Oracle: What do you do here at USF?
Robin Murphy: I’m a professor of computer science and engineering and also director of the Institute for Safety Security and Rescue Technology (iSSRt), which is a state Type II center that hosts the Center for Robot-Assisted Search and Rescue (CRASAR).
O: How did you become involved with the rescue search for the miners in Utah?
RM: ISSRT has been working (for) the Mine Safety and Health Administration since 2005 through an agreement between the National Science Foundation and the Department of Labor. CRASAR director of operations, Sam Stover, and I assisted with a mine rescue at the Newmont Midas Gold Mine in Nevada at the end of June.
O: What were some of the challenges you faced in Utah?
RM: The Utah response was the most difficult I’ve ever been associated with, both in terms of the difficulty of the task and in the logistics. We knew that the task was really three different tasks, each of which could have used a specialized robot. The first task was for a robot to go down up to 2,000 feet through an 8 7/8 inch encased borehole. The second task was for the robot to go up to 1,000 feet of the mine floor through deep mud and climb over rocks. The third task was for the robot to exit the borehole and transform into a shape better suited for traveling on the floor, then land on the floor.
O: What was the overall result of the mission in Utah?
RM: We were able to confirm the suspicions that the mine had totally collapsed in that area. For the families, they had some peace of mind knowing that every effort had been made.
We were able to enter two of the boreholes. One of the boreholes was simply too tight for the robot to get down, possibly due to shifts in the strata due to the micro-seismic activity or an artifact of the drilling. We got to 10 feet of the mine cavity before getting blocked.

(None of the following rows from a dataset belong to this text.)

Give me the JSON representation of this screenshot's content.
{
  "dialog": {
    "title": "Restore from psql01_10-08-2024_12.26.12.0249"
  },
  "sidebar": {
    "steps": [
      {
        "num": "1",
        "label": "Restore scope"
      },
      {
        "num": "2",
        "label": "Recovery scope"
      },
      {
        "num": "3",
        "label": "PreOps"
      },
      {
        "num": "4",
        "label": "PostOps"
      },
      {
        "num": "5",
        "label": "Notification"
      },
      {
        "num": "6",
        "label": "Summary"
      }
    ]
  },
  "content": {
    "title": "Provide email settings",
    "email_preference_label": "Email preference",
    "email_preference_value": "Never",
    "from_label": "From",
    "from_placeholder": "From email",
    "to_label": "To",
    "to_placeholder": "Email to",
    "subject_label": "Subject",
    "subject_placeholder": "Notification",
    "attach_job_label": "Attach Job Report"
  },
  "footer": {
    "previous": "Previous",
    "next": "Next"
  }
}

When we got down to the second borehole, which was eroding and spilling at least 8.5 gallons of water a minute, there was nothing to see except large boulders of coal and mud – the mine had collapsed in that area and so there were no openings to search that the robot could get through.
On the way back up the hole, the borehole began to collapse, and 52 feet from the surface the electronics canister in front of the robot was caught in a collapse. After two days of effort, the tether snapped and the robot was lost.
O: What is the most rewarding part of your work?
RM: Getting closer to having the technology ready for the responders to save someone’s life. If we at USF were not pushing for this – if we weren’t documenting what works, what doesn’t – no one else in the country would be doing this.
O: What do you see as far as the future of robotics being used in society?
RM: I see the future of robotics splitting along three applications: entertainment, government and health care. I, of course, believe in the use of robots for fire rescue, law enforcement and other civilian applications. But I see the health care market as the real killer application.